38 For those reasons, in my judgment, the Board of the ACC on 13 May 2003 made the Money Laundering and Tax Fraud Determination in writing.
39 In view of the conclusion I have reached, it is not necessary to consider what I consider to be a potentially available alternative means to the same conclusion. That means is to regard the resolution of the Board referred to in [16] above as the Board deciding the means by which its decisions, required to be made in writing, may be so made. There is no immediately apparent reason why the Board could not so resolve. There is also no immediately apparent reason, either from the terms of the Act or as a matter of practice, why the alternative that all (or all supporting) members of the Board, or all those present at the meeting at which a particular determination was made, should have to sign the document for it to constitute a determination in writing of the Board.
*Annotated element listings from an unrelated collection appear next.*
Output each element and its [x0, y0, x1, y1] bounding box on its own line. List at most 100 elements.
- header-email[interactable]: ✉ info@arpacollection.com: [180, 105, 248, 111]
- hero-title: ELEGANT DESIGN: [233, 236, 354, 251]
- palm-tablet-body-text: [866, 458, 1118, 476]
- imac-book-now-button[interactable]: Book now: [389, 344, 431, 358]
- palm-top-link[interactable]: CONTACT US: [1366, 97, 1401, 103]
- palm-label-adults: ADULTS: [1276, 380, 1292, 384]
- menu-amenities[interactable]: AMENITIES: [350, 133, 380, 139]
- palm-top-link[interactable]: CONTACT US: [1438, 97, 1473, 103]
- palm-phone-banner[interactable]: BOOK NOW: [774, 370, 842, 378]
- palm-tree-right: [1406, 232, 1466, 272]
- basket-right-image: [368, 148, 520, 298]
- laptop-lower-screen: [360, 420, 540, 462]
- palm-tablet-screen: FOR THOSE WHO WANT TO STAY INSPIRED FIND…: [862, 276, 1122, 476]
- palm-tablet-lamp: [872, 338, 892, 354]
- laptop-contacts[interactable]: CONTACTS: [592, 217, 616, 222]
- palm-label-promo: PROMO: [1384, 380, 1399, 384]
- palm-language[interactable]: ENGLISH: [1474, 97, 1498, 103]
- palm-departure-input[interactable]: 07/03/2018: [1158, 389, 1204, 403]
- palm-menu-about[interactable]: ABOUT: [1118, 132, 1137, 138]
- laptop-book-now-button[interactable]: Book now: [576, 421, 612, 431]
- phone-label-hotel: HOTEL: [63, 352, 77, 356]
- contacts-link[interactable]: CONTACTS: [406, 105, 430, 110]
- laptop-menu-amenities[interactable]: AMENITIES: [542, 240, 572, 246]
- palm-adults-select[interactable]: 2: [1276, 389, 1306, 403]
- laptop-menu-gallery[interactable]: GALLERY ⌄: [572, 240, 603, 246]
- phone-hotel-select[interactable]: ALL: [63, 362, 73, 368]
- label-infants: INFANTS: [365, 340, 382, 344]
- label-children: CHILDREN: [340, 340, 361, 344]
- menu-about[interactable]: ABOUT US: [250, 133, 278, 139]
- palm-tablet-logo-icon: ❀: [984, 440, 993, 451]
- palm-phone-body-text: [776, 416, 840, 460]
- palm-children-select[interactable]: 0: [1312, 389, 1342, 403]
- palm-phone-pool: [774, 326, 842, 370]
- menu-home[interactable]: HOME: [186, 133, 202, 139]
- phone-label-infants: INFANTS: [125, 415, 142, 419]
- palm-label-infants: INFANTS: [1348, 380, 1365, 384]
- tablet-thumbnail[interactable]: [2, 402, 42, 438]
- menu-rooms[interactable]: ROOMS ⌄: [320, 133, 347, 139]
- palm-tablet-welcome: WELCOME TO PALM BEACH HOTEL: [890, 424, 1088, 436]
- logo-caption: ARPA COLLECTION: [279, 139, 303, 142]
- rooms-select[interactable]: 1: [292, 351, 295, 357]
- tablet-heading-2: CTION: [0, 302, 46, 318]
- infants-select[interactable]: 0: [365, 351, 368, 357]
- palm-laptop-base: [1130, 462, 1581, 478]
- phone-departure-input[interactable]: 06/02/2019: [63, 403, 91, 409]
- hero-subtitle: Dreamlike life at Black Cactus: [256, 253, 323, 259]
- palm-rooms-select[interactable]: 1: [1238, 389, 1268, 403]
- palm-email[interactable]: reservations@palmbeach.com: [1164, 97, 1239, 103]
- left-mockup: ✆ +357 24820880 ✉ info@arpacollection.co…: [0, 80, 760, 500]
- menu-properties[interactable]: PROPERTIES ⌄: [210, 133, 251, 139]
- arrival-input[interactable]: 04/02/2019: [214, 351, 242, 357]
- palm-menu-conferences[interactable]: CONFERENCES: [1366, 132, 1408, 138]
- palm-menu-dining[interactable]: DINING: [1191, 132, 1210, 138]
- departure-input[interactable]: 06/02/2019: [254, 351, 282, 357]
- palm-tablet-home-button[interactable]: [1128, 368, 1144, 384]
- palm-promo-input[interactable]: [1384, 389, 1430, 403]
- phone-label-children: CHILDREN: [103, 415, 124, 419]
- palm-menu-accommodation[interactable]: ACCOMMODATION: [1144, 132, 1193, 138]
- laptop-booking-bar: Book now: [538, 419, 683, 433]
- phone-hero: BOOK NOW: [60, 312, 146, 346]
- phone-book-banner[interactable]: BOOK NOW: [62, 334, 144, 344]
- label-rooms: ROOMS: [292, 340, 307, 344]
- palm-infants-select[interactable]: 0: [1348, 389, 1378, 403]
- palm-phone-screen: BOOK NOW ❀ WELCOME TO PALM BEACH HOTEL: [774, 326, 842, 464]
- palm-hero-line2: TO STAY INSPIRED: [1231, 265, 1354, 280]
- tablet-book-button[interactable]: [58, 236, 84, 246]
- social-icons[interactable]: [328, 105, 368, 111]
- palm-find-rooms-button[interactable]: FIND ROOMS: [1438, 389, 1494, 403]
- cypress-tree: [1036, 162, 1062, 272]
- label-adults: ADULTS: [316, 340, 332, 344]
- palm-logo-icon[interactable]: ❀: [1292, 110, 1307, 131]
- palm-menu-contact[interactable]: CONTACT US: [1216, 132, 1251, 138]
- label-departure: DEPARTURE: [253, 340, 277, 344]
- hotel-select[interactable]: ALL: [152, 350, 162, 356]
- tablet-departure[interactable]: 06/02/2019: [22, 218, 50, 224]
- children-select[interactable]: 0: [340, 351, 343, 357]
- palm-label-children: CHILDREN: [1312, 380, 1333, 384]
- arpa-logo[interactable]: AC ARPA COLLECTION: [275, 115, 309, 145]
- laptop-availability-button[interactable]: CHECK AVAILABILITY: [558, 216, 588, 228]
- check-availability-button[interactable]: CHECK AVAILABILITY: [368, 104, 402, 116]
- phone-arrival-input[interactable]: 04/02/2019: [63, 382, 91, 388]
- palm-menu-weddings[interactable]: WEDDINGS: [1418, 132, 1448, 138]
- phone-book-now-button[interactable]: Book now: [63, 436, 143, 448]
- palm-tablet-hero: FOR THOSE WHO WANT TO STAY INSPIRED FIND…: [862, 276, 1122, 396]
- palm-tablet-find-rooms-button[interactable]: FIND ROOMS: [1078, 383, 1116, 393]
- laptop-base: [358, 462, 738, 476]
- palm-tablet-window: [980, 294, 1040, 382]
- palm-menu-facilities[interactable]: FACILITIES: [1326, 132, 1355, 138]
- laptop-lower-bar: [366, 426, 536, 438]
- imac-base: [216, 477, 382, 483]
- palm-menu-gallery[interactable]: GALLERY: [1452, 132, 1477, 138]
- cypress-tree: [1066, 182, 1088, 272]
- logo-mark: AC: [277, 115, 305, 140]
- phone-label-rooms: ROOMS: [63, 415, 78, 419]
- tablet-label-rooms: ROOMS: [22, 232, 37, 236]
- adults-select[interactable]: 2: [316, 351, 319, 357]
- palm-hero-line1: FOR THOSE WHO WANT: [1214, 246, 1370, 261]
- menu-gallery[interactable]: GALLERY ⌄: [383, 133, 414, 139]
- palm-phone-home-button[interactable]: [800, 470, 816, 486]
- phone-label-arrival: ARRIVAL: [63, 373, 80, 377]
However, as that was not argued by the respondents, I do no more than note the possible argument.
40 I note in that regard that, as counsel for the applicants pointed out, there are several earlier decisions of this Court concerning the Money Laundering and Tax Fraud Determination, in which the determination is described as having been made on 15 May 2003 (Hogan v Australian Crime Commission (2005) 154 A Crim R 336; S v Australian Crime Commission (2005) 114 FCR 431; S v Australian Crime Commission (2006) 149 FCR 361; P v Board of the Australian Crime Commission (2006) 151 FCR 114). No issue was apparently raised by the respective applicants in those earlier proceedings regarding the date on which the determination was made. That may reflect the view that the determination in writing of the Board was perfected by the Chair's authentication of the relevant resolution.